Legal Hotline: Access to Warrants
Legal Hotline: Access to Warrants
Q: Which rules govern public access to arrest and search warrants and their supporting documentation, like affidavits of probable cause?
A: Public access to arrest warrants and search warrants is governed by the Pennsylvania Rules of Criminal Procedure, which must be applied consistently with the Constitutional and common law presumption of access that attaches to judicial records.
If “arrest warrant information” or search warrant information is filed with a court, such as a magisterial district court or court of common pleas, it is presumptively public under the Pennsylvania and United States Constitutions, as well as common law, and the applicable rules of criminal procedure must be applied consistent with that presumption.
We will explore the relevant rules in detail below, but the general quick guide to public access to arrest and search warrant records is:
- Arrest warrants and supporting records are public 72 hours after issuance, or upon execution, whichever occurs first, unless the records are sealed by a court of record for good cause.
- Search warrants and any supporting affidavits of probable cause are public upon execution, unless the records are sealed by a court of record for good cause.
“…the criminal complaint in cases in which an arrest warrant is issued, the arrest warrant, any affidavit(s) of probable cause, and documents or information related to the case.”
In most circumstances, arrest warrants are obtained from the magisterial district courts pursuant to Rule 513. This rule requires the affiant to appear personally before the issuing authority (judge) in person or via advanced communication technology to make a showing of probable cause supported by an affidavit of probable case. If the judge finds probable cause, the arrest warrant is issued, and it is public as explained above unless the affiant has made a request for delay in public dissemination under Rule 513(C) or a motion to seal under Rule 513.1.
Rule 513(C) allows for a delay in public dissemination of arrest warrant information if:
1. The affidavit includes facts and circumstances that are alleged to establish good cause for delay, and
2. The issuing authority (judge) finds good cause for delay exists.
If the conditions of Rule 513(C) are met, public access to arrest warrant information may be delayed for up to 72 hours from the time of issuance or until the search warrant is executed, whichever occurs first.
Restrictions on public access beyond 72 hours after issuance can only occur if a court has entered a seal order based upon a showing of good cause made on the record under Rule 513.1. Only courts of record, i.e. common pleas or appellate courts, can issue seal orders; magisterial district courts, arraignment court magistrates and municipal courts are not courts of record and as such cannot seal judicial records.

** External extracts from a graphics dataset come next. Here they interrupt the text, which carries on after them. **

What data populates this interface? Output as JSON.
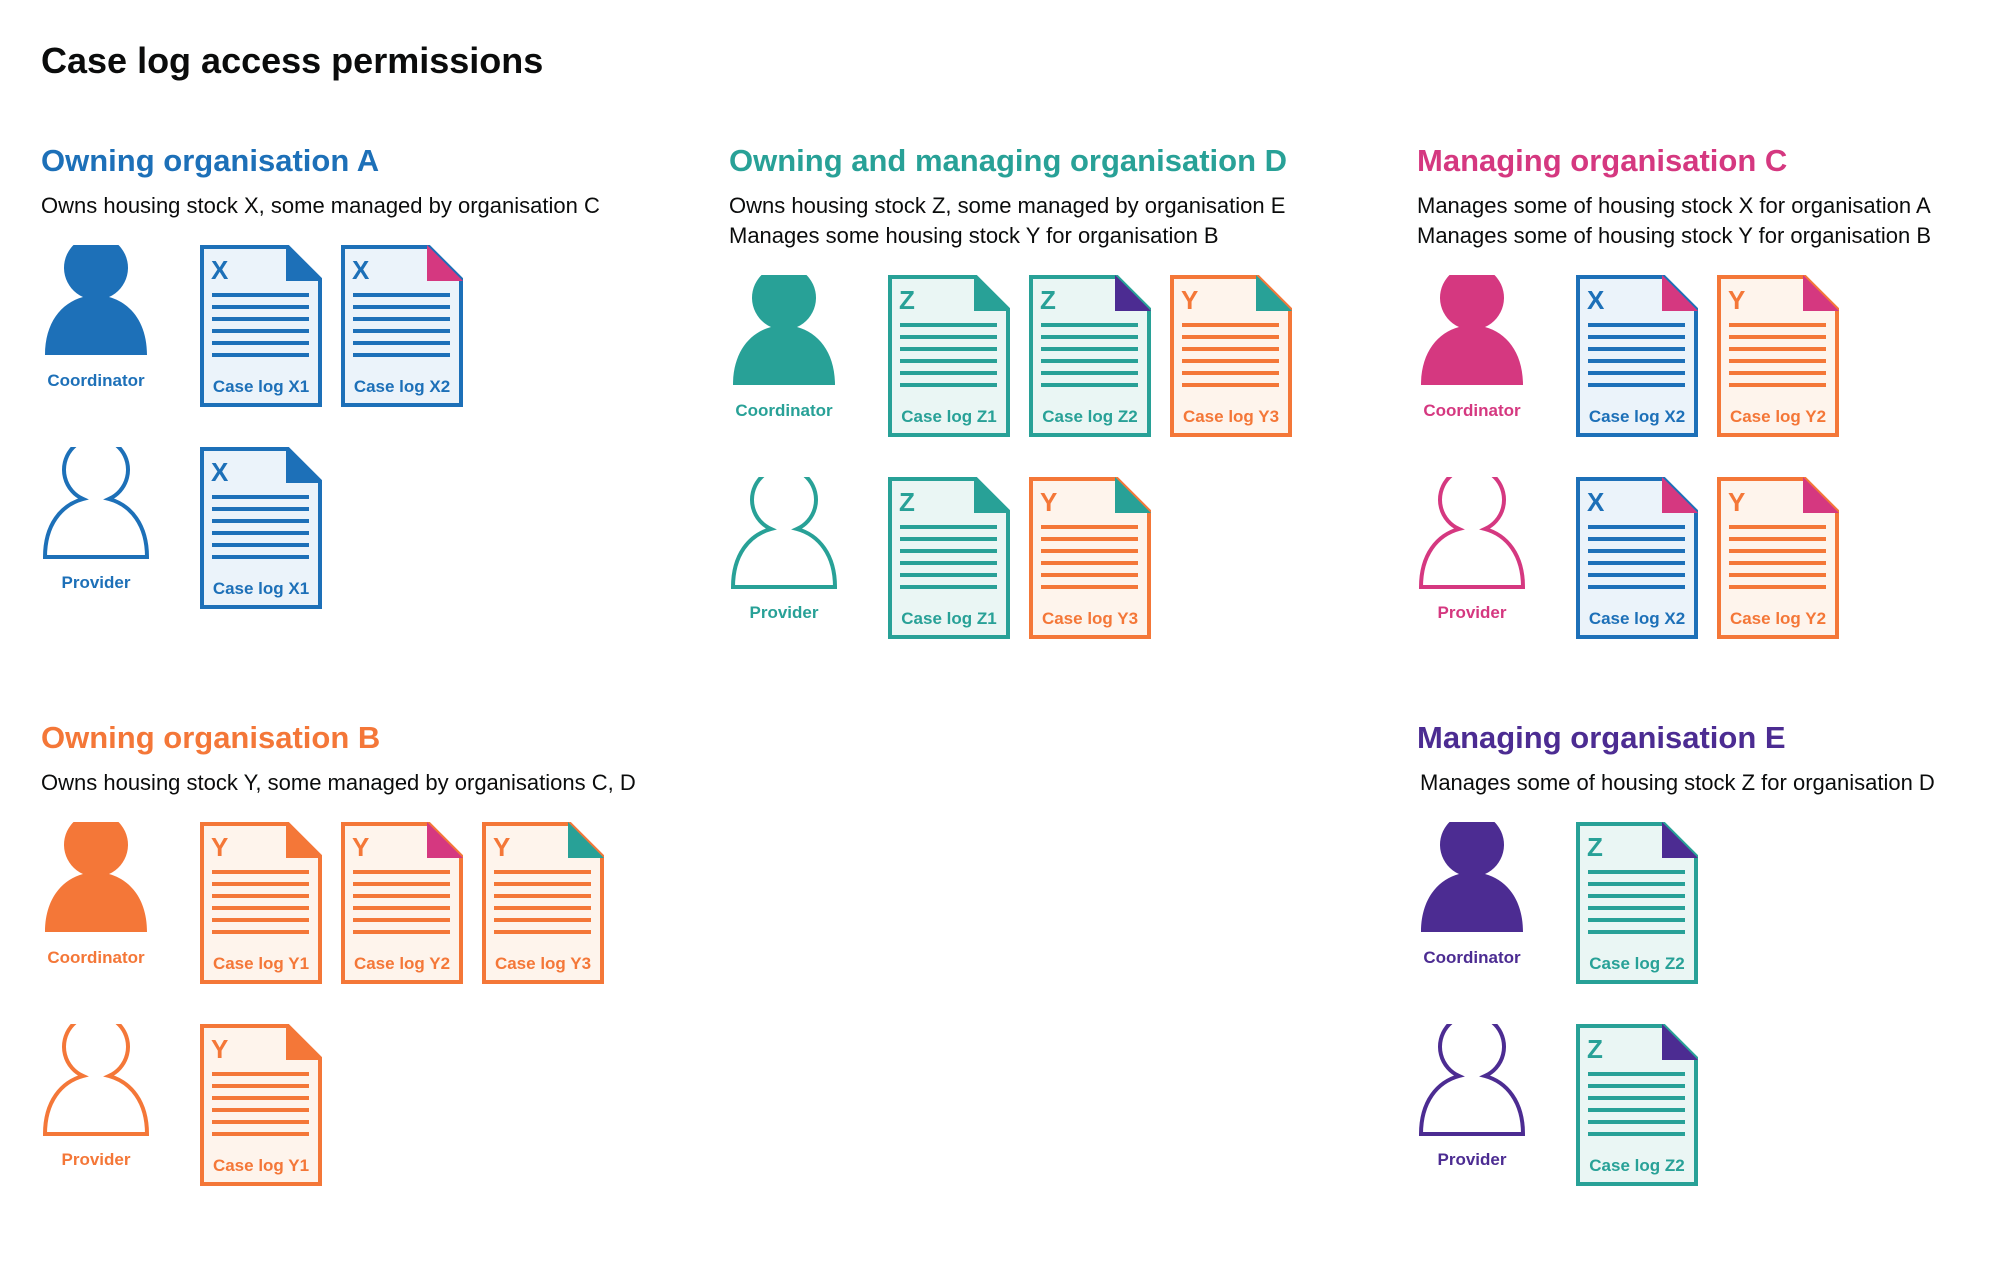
{
  "title": "Case log access permissions",
  "colors": {
    "blue": "#1d70b8",
    "teal": "#28a197",
    "pink": "#d53880",
    "orange": "#f47738",
    "purple": "#4c2c92"
  },
  "tints": {
    "blue": "#ebf3fa",
    "teal": "#eaf6f4",
    "orange": "#fef4ec"
  },
  "orgs": [
    {
      "heading": "Owning organisation A",
      "color": "blue",
      "descriptions": [
        "Owns housing stock X, some managed by organisation C"
      ],
      "roles": [
        {
          "label": "Coordinator",
          "icon": "person-filled-icon",
          "docs": [
            {
              "letter": "X",
              "label": "Case log X1",
              "color": "blue",
              "fold": "blue"
            },
            {
              "letter": "X",
              "label": "Case log X2",
              "color": "blue",
              "fold": "pink"
            }
          ]
        },
        {
          "label": "Provider",
          "icon": "person-outline-icon",
          "docs": [
            {
              "letter": "X",
              "label": "Case log X1",
              "color": "blue",
              "fold": "blue"
            }
          ]
        }
      ]
    },
    {
      "heading": "Owning and managing organisation D",
      "color": "teal",
      "descriptions": [
        "Owns housing stock Z, some managed by organisation E",
        "Manages some housing stock Y for organisation B"
      ],
      "roles": [
        {
          "label": "Coordinator",
          "icon": "person-filled-icon",
          "docs": [
            {
              "letter": "Z",
              "label": "Case log Z1",
              "color": "teal",
              "fold": "teal"
            },
            {
              "letter": "Z",
              "label": "Case log Z2",
              "color": "teal",
              "fold": "purple"
            },
            {
              "letter": "Y",
              "label": "Case log Y3",
              "color": "orange",
              "fold": "teal"
            }
          ]
        },
        {
          "label": "Provider",
          "icon": "person-outline-icon",
          "docs": [
            {
              "letter": "Z",
              "label": "Case log Z1",
              "color": "teal",
              "fold": "teal"
            },
            {
              "letter": "Y",
              "label": "Case log Y3",
              "color": "orange",
              "fold": "teal"
            }
          ]
        }
      ]
    },
    {
      "heading": "Managing organisation C",
      "color": "pink",
      "descriptions": [
        "Manages some of housing stock X for organisation A",
        "Manages some of housing stock Y for organisation B"
      ],
      "roles": [
        {
          "label": "Coordinator",
          "icon": "person-filled-icon",
          "docs": [
            {
              "letter": "X",
              "label": "Case log X2",
              "color": "blue",
              "fold": "pink"
            },
            {
              "letter": "Y",
              "label": "Case log Y2",
              "color": "orange",
              "fold": "pink"
            }
          ]
        },
        {
          "label": "Provider",
          "icon": "person-outline-icon",
          "docs": [
            {
              "letter": "X",
              "label": "Case log X2",
              "color": "blue",
              "fold": "pink"
            },
            {
              "letter": "Y",
              "label": "Case log Y2",
              "color": "orange",
              "fold": "pink"
            }
          ]
        }
      ]
    },
    {
      "heading": "Owning organisation B",
      "color": "orange",
      "descriptions": [
        "Owns housing stock Y, some managed by organisations C, D"
      ],
      "roles": [
        {
          "label": "Coordinator",
          "icon": "person-filled-icon",
          "docs": [
            {
              "letter": "Y",
              "label": "Case log Y1",
              "color": "orange",
              "fold": "orange"
            },
            {
              "letter": "Y",
              "label": "Case log Y2",
              "color": "orange",
              "fold": "pink"
            },
            {
              "letter": "Y",
              "label": "Case log Y3",
              "color": "orange",
              "fold": "teal"
            }
          ]
        },
        {
          "label": "Provider",
          "icon": "person-outline-icon",
          "docs": [
            {
              "letter": "Y",
              "label": "Case log Y1",
              "color": "orange",
              "fold": "orange"
            }
          ]
        }
      ]
    },
    {
      "heading": "Managing organisation E",
      "color": "purple",
      "descriptions": [
        "Manages some of housing stock Z for organisation D"
      ],
      "roles": [
        {
          "label": "Coordinator",
          "icon": "person-filled-icon",
          "docs": [
            {
              "letter": "Z",
              "label": "Case log Z2",
              "color": "teal",
              "fold": "purple"
            }
          ]
        },
        {
          "label": "Provider",
          "icon": "person-outline-icon",
          "docs": [
            {
              "letter": "Z",
              "label": "Case log Z2",
              "color": "teal",
              "fold": "purple"
            }
          ]
        }
      ]
    }
  ]
}
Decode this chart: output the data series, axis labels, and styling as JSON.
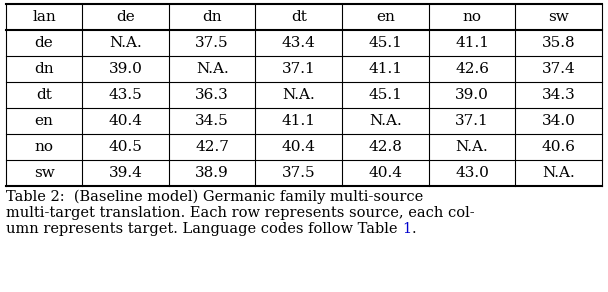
{
  "columns": [
    "lan",
    "de",
    "dn",
    "dt",
    "en",
    "no",
    "sw"
  ],
  "rows": [
    [
      "de",
      "N.A.",
      "37.5",
      "43.4",
      "45.1",
      "41.1",
      "35.8"
    ],
    [
      "dn",
      "39.0",
      "N.A.",
      "37.1",
      "41.1",
      "42.6",
      "37.4"
    ],
    [
      "dt",
      "43.5",
      "36.3",
      "N.A.",
      "45.1",
      "39.0",
      "34.3"
    ],
    [
      "en",
      "40.4",
      "34.5",
      "41.1",
      "N.A.",
      "37.1",
      "34.0"
    ],
    [
      "no",
      "40.5",
      "42.7",
      "40.4",
      "42.8",
      "N.A.",
      "40.6"
    ],
    [
      "sw",
      "39.4",
      "38.9",
      "37.5",
      "40.4",
      "43.0",
      "N.A."
    ]
  ],
  "caption_parts": [
    {
      "text": "Table 2:  (Baseline model) Germanic family multi-source",
      "color": "#000000"
    },
    {
      "text": "\nmulti-target translation. Each row represents source, each col-",
      "color": "#000000"
    },
    {
      "text": "\numn represents target. Language codes follow Table ",
      "color": "#000000"
    },
    {
      "text": "1",
      "color": "#0000cc"
    },
    {
      "text": ".",
      "color": "#000000"
    }
  ],
  "bg_color": "#ffffff",
  "text_color": "#000000",
  "link_color": "#0000cc",
  "table_font_size": 11,
  "caption_font_size": 10.5,
  "col_widths_rel": [
    0.88,
    1.0,
    1.0,
    1.0,
    1.0,
    1.0,
    1.0
  ],
  "figwidth": 6.08,
  "figheight": 2.92,
  "dpi": 100
}
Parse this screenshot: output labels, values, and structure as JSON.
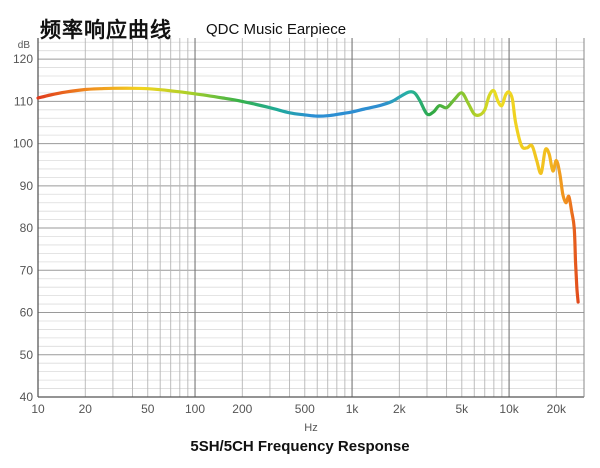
{
  "header": {
    "title_cn": "频率响应曲线",
    "title_en": "QDC Music Earpiece"
  },
  "footer": {
    "caption": "5SH/5CH Frequency Response"
  },
  "chart_data": {
    "type": "line",
    "title": "频率响应曲线",
    "subtitle": "QDC Music Earpiece",
    "caption": "5SH/5CH Frequency Response",
    "xlabel": "Hz",
    "ylabel": "dB",
    "x_scale": "log",
    "xlim": [
      10,
      30000
    ],
    "ylim": [
      40,
      125
    ],
    "grid": true,
    "x_ticks": [
      {
        "value": 10,
        "label": "10"
      },
      {
        "value": 20,
        "label": "20"
      },
      {
        "value": 50,
        "label": "50"
      },
      {
        "value": 100,
        "label": "100"
      },
      {
        "value": 200,
        "label": "200"
      },
      {
        "value": 500,
        "label": "500"
      },
      {
        "value": 1000,
        "label": "1k"
      },
      {
        "value": 2000,
        "label": "2k"
      },
      {
        "value": 5000,
        "label": "5k"
      },
      {
        "value": 10000,
        "label": "10k"
      },
      {
        "value": 20000,
        "label": "20k"
      }
    ],
    "y_ticks": [
      40,
      50,
      60,
      70,
      80,
      90,
      100,
      110,
      120
    ],
    "series": [
      {
        "x": [
          10,
          12,
          15,
          20,
          25,
          30,
          40,
          50,
          70,
          100,
          150,
          200,
          300,
          400,
          500,
          600,
          700,
          800,
          1000,
          1200,
          1500,
          1800,
          2000,
          2300,
          2500,
          2700,
          3000,
          3300,
          3600,
          4000,
          4500,
          5000,
          5500,
          6000,
          6500,
          7000,
          7500,
          8000,
          8500,
          9000,
          9500,
          10000,
          10500,
          11000,
          12000,
          13000,
          14000,
          15000,
          16000,
          17000,
          18000,
          19000,
          20000,
          21000,
          22000,
          23000,
          24000,
          25000,
          26000,
          26500,
          27000,
          27500
        ],
        "values": [
          110.8,
          111.5,
          112.2,
          112.8,
          113.0,
          113.1,
          113.1,
          113.0,
          112.5,
          111.8,
          110.8,
          110.0,
          108.5,
          107.3,
          106.8,
          106.5,
          106.6,
          106.9,
          107.5,
          108.2,
          109.0,
          110.0,
          111.0,
          112.2,
          112.0,
          110.2,
          107.0,
          107.5,
          109.0,
          108.5,
          110.5,
          112.0,
          109.5,
          107.0,
          106.8,
          108.0,
          111.5,
          112.5,
          110.0,
          109.0,
          111.5,
          112.2,
          110.5,
          105.0,
          99.5,
          99.0,
          99.5,
          96.0,
          93.0,
          98.5,
          97.5,
          93.5,
          96.0,
          93.0,
          88.0,
          86.0,
          87.5,
          84.0,
          80.0,
          72.0,
          66.0,
          62.5
        ]
      }
    ]
  }
}
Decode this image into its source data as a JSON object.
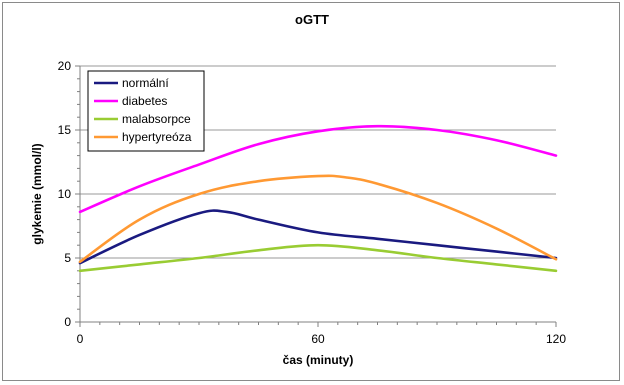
{
  "chart_data": {
    "type": "line",
    "title": "oGTT",
    "xlabel": "čas (minuty)",
    "ylabel": "glykemie (mmol/l)",
    "xlim": [
      0,
      120
    ],
    "ylim": [
      0,
      20
    ],
    "x_ticks": [
      0,
      60,
      120
    ],
    "y_ticks": [
      0,
      5,
      10,
      15,
      20
    ],
    "grid": "horizontal",
    "legend": "top-left",
    "series": [
      {
        "name": "normální",
        "color": "#1a1a80",
        "x": [
          0,
          15,
          30,
          37,
          45,
          60,
          75,
          90,
          105,
          120
        ],
        "y": [
          4.6,
          6.8,
          8.5,
          8.6,
          8.0,
          7.0,
          6.5,
          6.0,
          5.5,
          5.0
        ]
      },
      {
        "name": "diabetes",
        "color": "#ff00ff",
        "x": [
          0,
          15,
          30,
          45,
          60,
          75,
          90,
          105,
          120
        ],
        "y": [
          8.6,
          10.6,
          12.3,
          13.9,
          14.9,
          15.3,
          15.0,
          14.2,
          13.0
        ]
      },
      {
        "name": "malabsorpce",
        "color": "#99cc33",
        "x": [
          0,
          15,
          30,
          45,
          60,
          75,
          90,
          105,
          120
        ],
        "y": [
          4.0,
          4.5,
          5.0,
          5.6,
          6.0,
          5.6,
          5.0,
          4.5,
          4.0
        ]
      },
      {
        "name": "hypertyreóza",
        "color": "#ff9933",
        "x": [
          0,
          15,
          30,
          45,
          60,
          67,
          75,
          90,
          105,
          120
        ],
        "y": [
          4.7,
          8.0,
          10.0,
          11.0,
          11.4,
          11.3,
          10.8,
          9.3,
          7.3,
          4.9
        ]
      }
    ]
  }
}
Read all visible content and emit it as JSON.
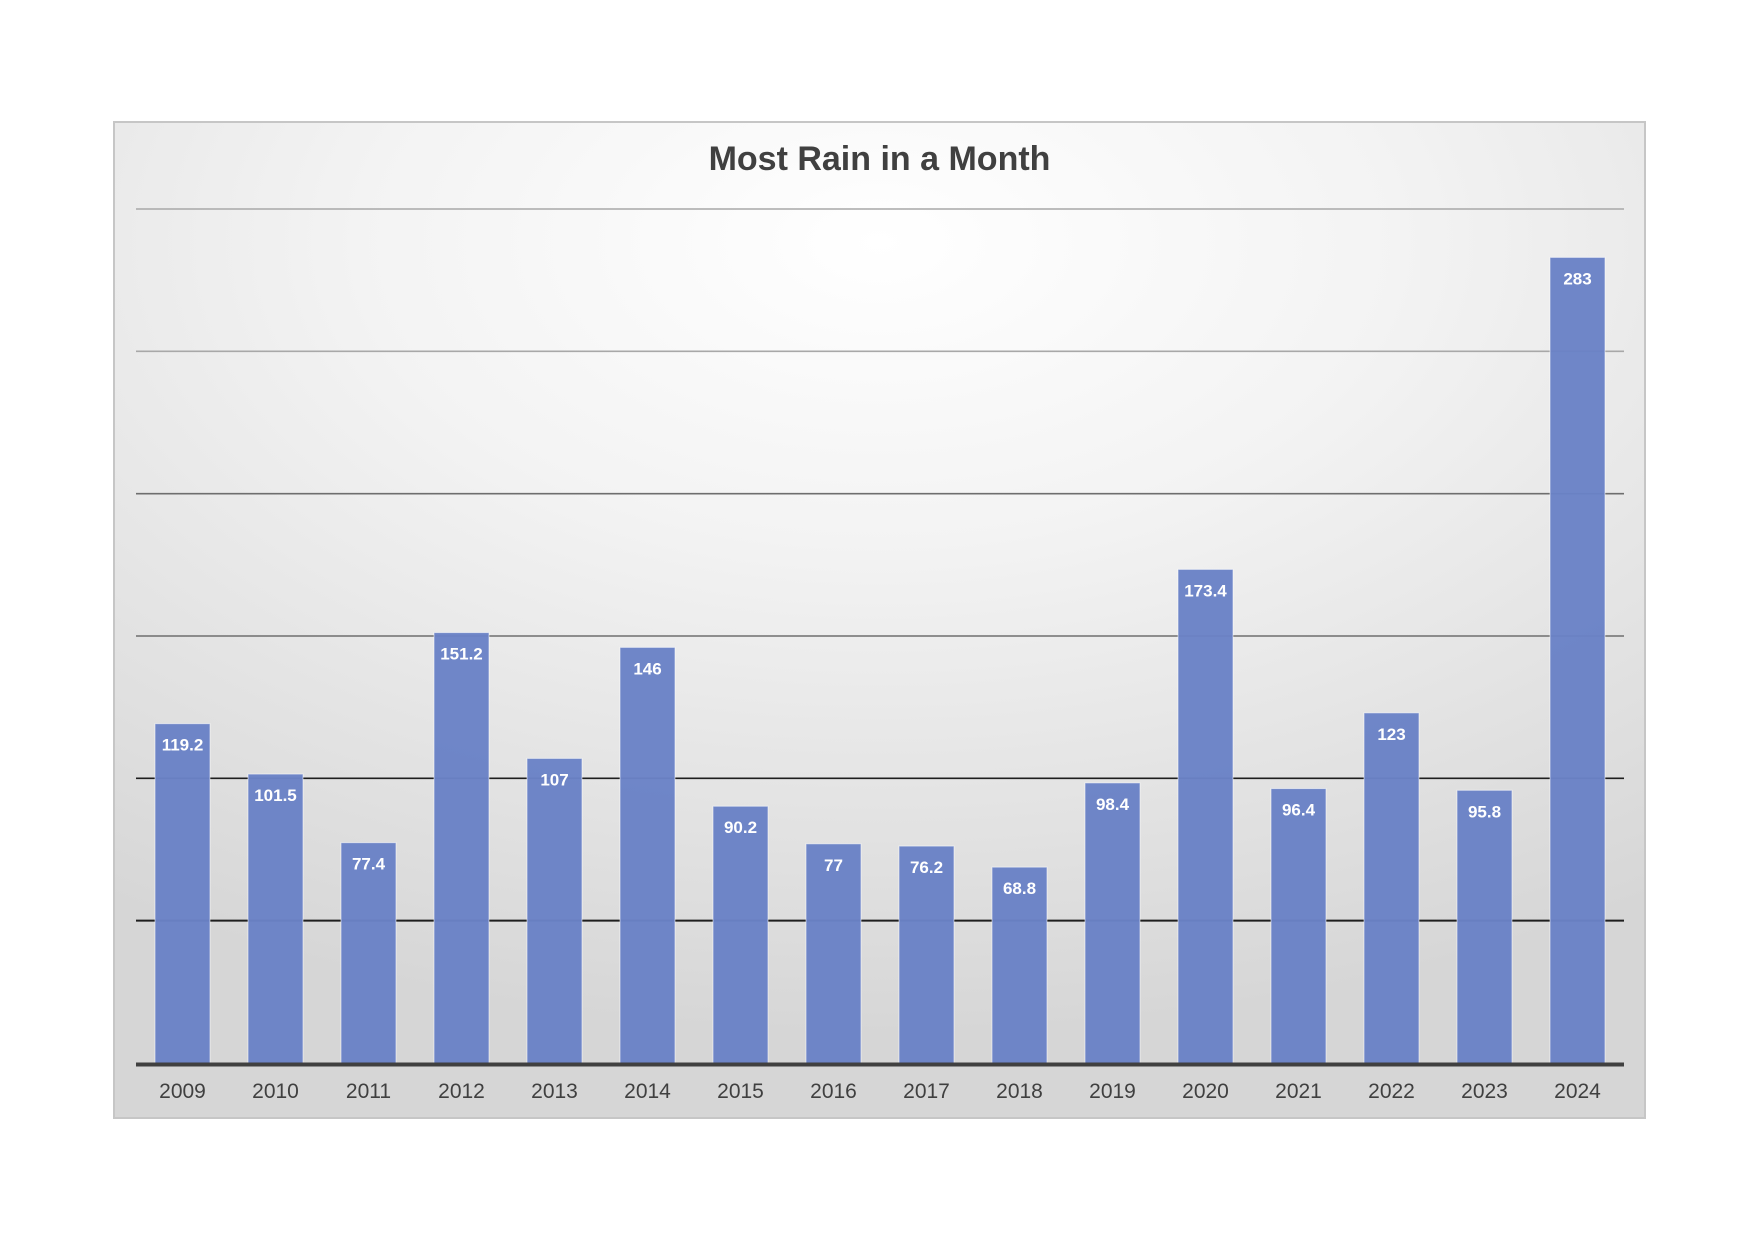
{
  "chart_data": {
    "type": "bar",
    "title": "Most Rain in a Month",
    "categories": [
      "2009",
      "2010",
      "2011",
      "2012",
      "2013",
      "2014",
      "2015",
      "2016",
      "2017",
      "2018",
      "2019",
      "2020",
      "2021",
      "2022",
      "2023",
      "2024"
    ],
    "values": [
      119.2,
      101.5,
      77.4,
      151.2,
      107,
      146,
      90.2,
      77,
      76.2,
      68.8,
      98.4,
      173.4,
      96.4,
      123,
      95.8,
      283
    ],
    "value_labels": [
      "119.2",
      "101.5",
      "77.4",
      "151.2",
      "107",
      "146",
      "90.2",
      "77",
      "76.2",
      "68.8",
      "98.4",
      "173.4",
      "96.4",
      "123",
      "95.8",
      "283"
    ],
    "ylim": [
      0,
      300
    ],
    "ygrid": [
      50,
      100,
      150,
      200,
      250,
      300
    ],
    "grid": true,
    "y_tick_labels_shown": false,
    "legend": "none",
    "xlabel": "",
    "ylabel": "",
    "colors": {
      "bar": "#6a82c6",
      "bar_label": "#ffffff",
      "axis": "#404040",
      "tick_label": "#404040"
    }
  }
}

In order to obtain a seal order under Rule 513.1, the attorney for the Commonwealth must file a motion to seal, at the time the complaint is filed, and include in the affidavit the facts and circumstances that are alleged to establish good cause for the sealing of the arrest warrant information. If a judge finds good cause supporting a seal, the judge shall issue the seal order certifying good cause and set the date and time for the expiration of the seal. The records may not be sealed for longer than 60 days. The court can extend the seal indefinitely for up to 30 days at a time for good cause, but each new request for a seal must be approved by a judge and supported by a showing of good cause. The sealed arrest warrant information, the sealing order, and the order designating the proper issuing authority shall be filed with the clerk of courts in the judicial district in which the charges are being filed, and these filings should be noted on the court’s docket. Public access is prohibited until the expiration of the seal order or the court’s unsealing of the record upon motion of the attorney for the Commonwealth.
Most search warrants are issued by the magisterial district courts, which as noted above, cannot seal judicial records. Rule 212 requires courts to provide public access to search warrants and their supporting affidavits upon execution of the search warrant. Public access is not conditioned on the return of inventory filed by the law enforcement agency that executed the warrant, which can take a substantial amount of time after execution. Public access under the rule is conditioned only upon “execution” of the search warrant. Unexecuted search warrants are not public, and the rule allows the court to destroy the warrant and supporting documentation.
To limit public access to executed search warrants and supporting affidavits, the Commonwealth must obtain a seal order under Rule 211 from a court of record. As noted above, magisterial district courts are not courts of record and cannot seal judicial records; only a court of common pleas or appellate court can seal judicial records.
Similar to Rule 513.1, Rule 211 allows a court of record to seal search warrants and their supporting affidavits of probable cause if the attorney for the Commonwealth alleges facts and circumstances which establish good cause supporting a seal order. If a judge finds good cause exists, the court must certify on the face of the warrant that for good cause shown the affidavit is sealed and shall state the length of time the affidavit will be sealed, which may be no longer than 60 days. Seal orders for search warrants can be extended an unlimited number of times for up to 30 days each time, if good cause is shown.